Borecký J, Maia I G, Costa A D, Jezek P, Chaimovich H, de Andrade P B, Vercesi A E, Arruda P
Department of Membrane Transport Biophysics, Institute of Physiology, Academy of Sciences of the Czech Republic, Prague, Czech Republic.
FEBS Lett. 2001 Sep 14;505(2):240-4. doi: 10.1016/s0014-5793(01)02835-6.

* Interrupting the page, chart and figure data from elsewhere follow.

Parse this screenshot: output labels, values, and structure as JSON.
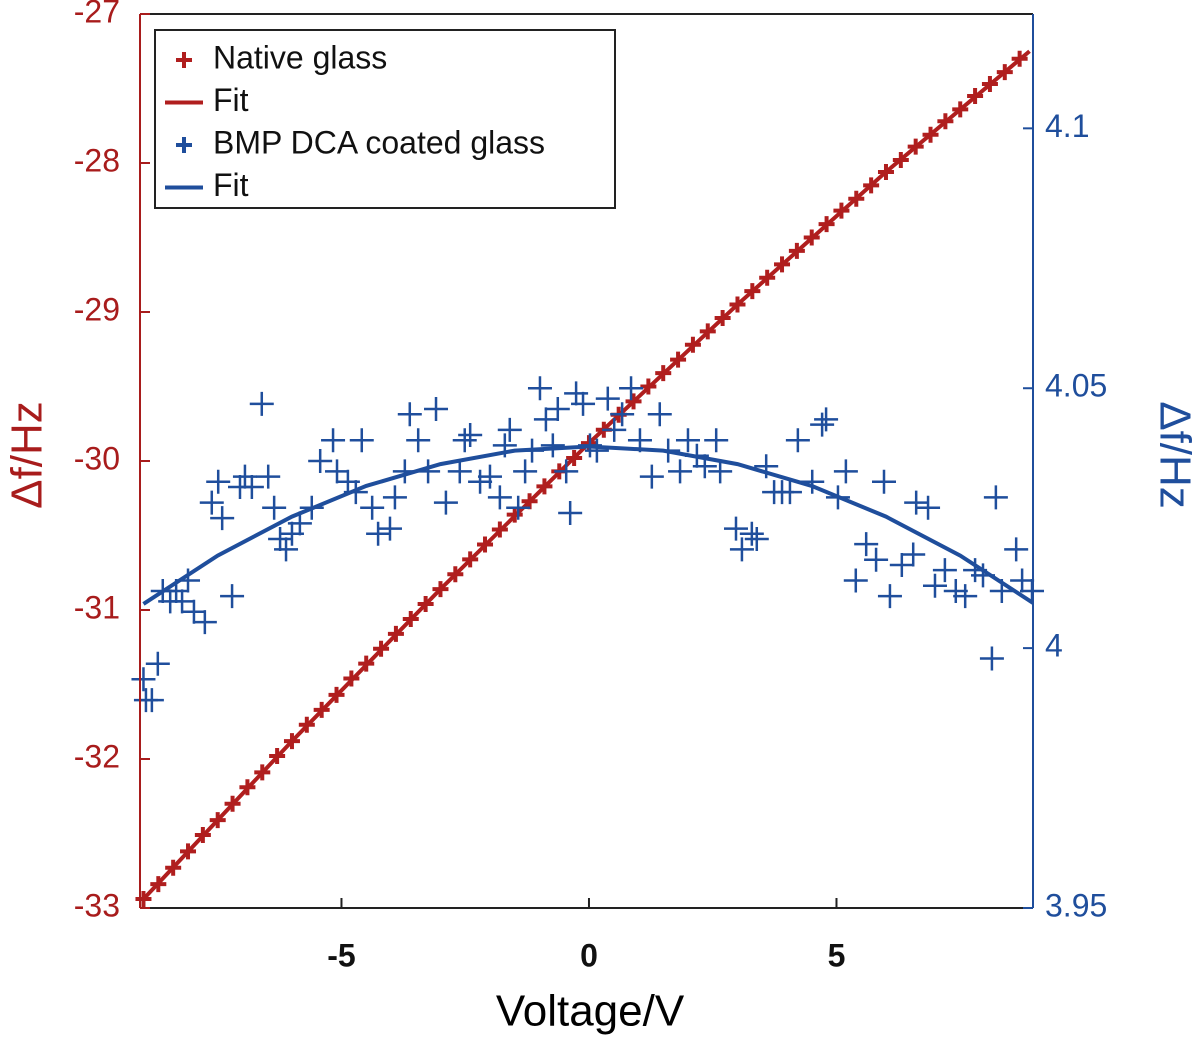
{
  "chart_data": {
    "type": "scatter",
    "xlabel": "Voltage/V",
    "ylabel": "Δf/Hz",
    "y2label": "Δf/Hz",
    "xlim": [
      -9.07,
      8.97
    ],
    "ylim": [
      -33,
      -27
    ],
    "y2lim": [
      3.95,
      4.122
    ],
    "xticks": [
      -5,
      0,
      5
    ],
    "yticks": [
      -33,
      -32,
      -31,
      -30,
      -29,
      -28,
      -27
    ],
    "y2ticks": [
      3.95,
      4,
      4.05,
      4.1
    ],
    "y_color": "#a81c1c",
    "y2_color": "#1f4e9c",
    "legend": "upper left",
    "series": [
      {
        "name": "Native glass",
        "color": "#b01e1e",
        "marker": "plus",
        "x": [
          -9.0,
          -8.7,
          -8.4,
          -8.1,
          -7.8,
          -7.5,
          -7.2,
          -6.9,
          -6.6,
          -6.3,
          -6.0,
          -5.7,
          -5.4,
          -5.1,
          -4.8,
          -4.5,
          -4.2,
          -3.9,
          -3.6,
          -3.3,
          -3.0,
          -2.7,
          -2.4,
          -2.1,
          -1.8,
          -1.5,
          -1.2,
          -0.9,
          -0.6,
          -0.3,
          0.0,
          0.3,
          0.6,
          0.9,
          1.2,
          1.5,
          1.8,
          2.1,
          2.4,
          2.7,
          3.0,
          3.3,
          3.6,
          3.9,
          4.2,
          4.5,
          4.8,
          5.1,
          5.4,
          5.7,
          6.0,
          6.3,
          6.6,
          6.9,
          7.2,
          7.5,
          7.8,
          8.1,
          8.4,
          8.7
        ],
        "values": [
          -32.94,
          -32.84,
          -32.73,
          -32.62,
          -32.51,
          -32.41,
          -32.3,
          -32.19,
          -32.09,
          -31.98,
          -31.88,
          -31.77,
          -31.67,
          -31.57,
          -31.46,
          -31.36,
          -31.26,
          -31.16,
          -31.06,
          -30.96,
          -30.86,
          -30.76,
          -30.66,
          -30.56,
          -30.46,
          -30.36,
          -30.27,
          -30.17,
          -30.07,
          -29.98,
          -29.88,
          -29.79,
          -29.69,
          -29.6,
          -29.5,
          -29.41,
          -29.32,
          -29.22,
          -29.13,
          -29.04,
          -28.95,
          -28.86,
          -28.77,
          -28.68,
          -28.59,
          -28.5,
          -28.41,
          -28.32,
          -28.24,
          -28.15,
          -28.06,
          -27.98,
          -27.89,
          -27.81,
          -27.72,
          -27.64,
          -27.55,
          -27.47,
          -27.39,
          -27.3
        ]
      },
      {
        "name": "Fit",
        "color": "#b01e1e",
        "marker": "line",
        "x": [
          -9,
          -6,
          -3,
          0,
          3,
          6,
          8.9
        ],
        "values": [
          -32.94,
          -31.88,
          -30.86,
          -29.88,
          -28.95,
          -28.06,
          -27.25
        ]
      },
      {
        "name": "BMP DCA coated glass",
        "color": "#1f4e9c",
        "marker": "plus",
        "axis": "y2",
        "x": [
          -9.0,
          -8.95,
          -8.83,
          -8.71,
          -8.61,
          -8.46,
          -8.34,
          -8.22,
          -8.1,
          -7.98,
          -7.76,
          -7.62,
          -7.49,
          -7.41,
          -7.21,
          -7.05,
          -6.95,
          -6.81,
          -6.61,
          -6.48,
          -6.36,
          -6.24,
          -6.12,
          -6.0,
          -5.84,
          -5.6,
          -5.43,
          -5.17,
          -5.09,
          -4.87,
          -4.71,
          -4.59,
          -4.38,
          -4.26,
          -4.02,
          -3.92,
          -3.72,
          -3.62,
          -3.45,
          -3.25,
          -3.09,
          -2.89,
          -2.61,
          -2.51,
          -2.4,
          -2.2,
          -2.0,
          -1.8,
          -1.7,
          -1.6,
          -1.43,
          -1.29,
          -1.15,
          -0.99,
          -0.87,
          -0.73,
          -0.63,
          -0.46,
          -0.38,
          -0.26,
          -0.12,
          0.02,
          0.16,
          0.38,
          0.51,
          0.67,
          0.85,
          1.03,
          1.27,
          1.43,
          1.6,
          1.84,
          2.0,
          2.18,
          2.34,
          2.57,
          2.65,
          2.97,
          3.09,
          3.29,
          3.39,
          3.58,
          3.74,
          3.9,
          4.06,
          4.22,
          4.51,
          4.71,
          4.79,
          5.03,
          5.19,
          5.39,
          5.6,
          5.8,
          5.96,
          6.08,
          6.32,
          6.55,
          6.61,
          6.85,
          6.99,
          7.19,
          7.41,
          7.6,
          7.8,
          7.96,
          8.14,
          8.22,
          8.34,
          8.63,
          8.75,
          8.95
        ],
        "values": [
          3.994,
          3.99,
          3.99,
          3.997,
          4.011,
          4.009,
          4.011,
          4.009,
          4.013,
          4.007,
          4.005,
          4.028,
          4.032,
          4.025,
          4.01,
          4.031,
          4.033,
          4.031,
          4.047,
          4.033,
          4.027,
          4.021,
          4.019,
          4.022,
          4.024,
          4.027,
          4.036,
          4.04,
          4.034,
          4.032,
          4.03,
          4.04,
          4.027,
          4.022,
          4.023,
          4.029,
          4.034,
          4.045,
          4.04,
          4.034,
          4.046,
          4.028,
          4.034,
          4.04,
          4.041,
          4.032,
          4.033,
          4.029,
          4.039,
          4.042,
          4.027,
          4.034,
          4.038,
          4.05,
          4.044,
          4.039,
          4.046,
          4.034,
          4.026,
          4.049,
          4.047,
          4.039,
          4.038,
          4.048,
          4.042,
          4.045,
          4.05,
          4.04,
          4.033,
          4.045,
          4.038,
          4.034,
          4.04,
          4.037,
          4.035,
          4.04,
          4.034,
          4.023,
          4.019,
          4.022,
          4.021,
          4.035,
          4.03,
          4.03,
          4.03,
          4.04,
          4.032,
          4.043,
          4.044,
          4.029,
          4.034,
          4.013,
          4.02,
          4.017,
          4.032,
          4.01,
          4.016,
          4.018,
          4.028,
          4.027,
          4.012,
          4.015,
          4.011,
          4.01,
          4.015,
          4.014,
          3.998,
          4.029,
          4.011,
          4.019,
          4.013,
          4.011
        ]
      },
      {
        "name": "Fit",
        "color": "#1f4e9c",
        "marker": "line",
        "axis": "y2",
        "x": [
          -9,
          -7.5,
          -6,
          -4.5,
          -3,
          -1.5,
          0,
          1.5,
          3,
          4.5,
          6,
          7.5,
          8.97
        ],
        "values": [
          4.0085,
          4.0178,
          4.0253,
          4.0312,
          4.0354,
          4.038,
          4.0388,
          4.038,
          4.0354,
          4.0312,
          4.0253,
          4.0178,
          4.0087
        ]
      }
    ]
  }
}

The Arabidopsis thaliana uncoupling protein (UCP) gene was expressed in Escherichia coli and isolated protein reconstituted into liposomes. Linoleic acid-induced H+ fluxes were sensitive to purine nucleotide inhibition with an apparent K(i) (in mM) of 0.8 (GDP), 0.85 (ATP), 0.98 (GTP), and 1.41 (ADP); the inhibition was pH-dependent. Kinetics of AtPUMP1-mediated H+ fluxes were determined for lauric, myristic, palmitic, oleic, linoleic, and linolenic acids. Properties of recombinant AtPUMP1 indicate that it represents a plant counterpart of animal UCP2 or UCP3. This work brings the functional and genetic approaches together for the first time, providing strong support that AtPUMP1 is truly an UCP.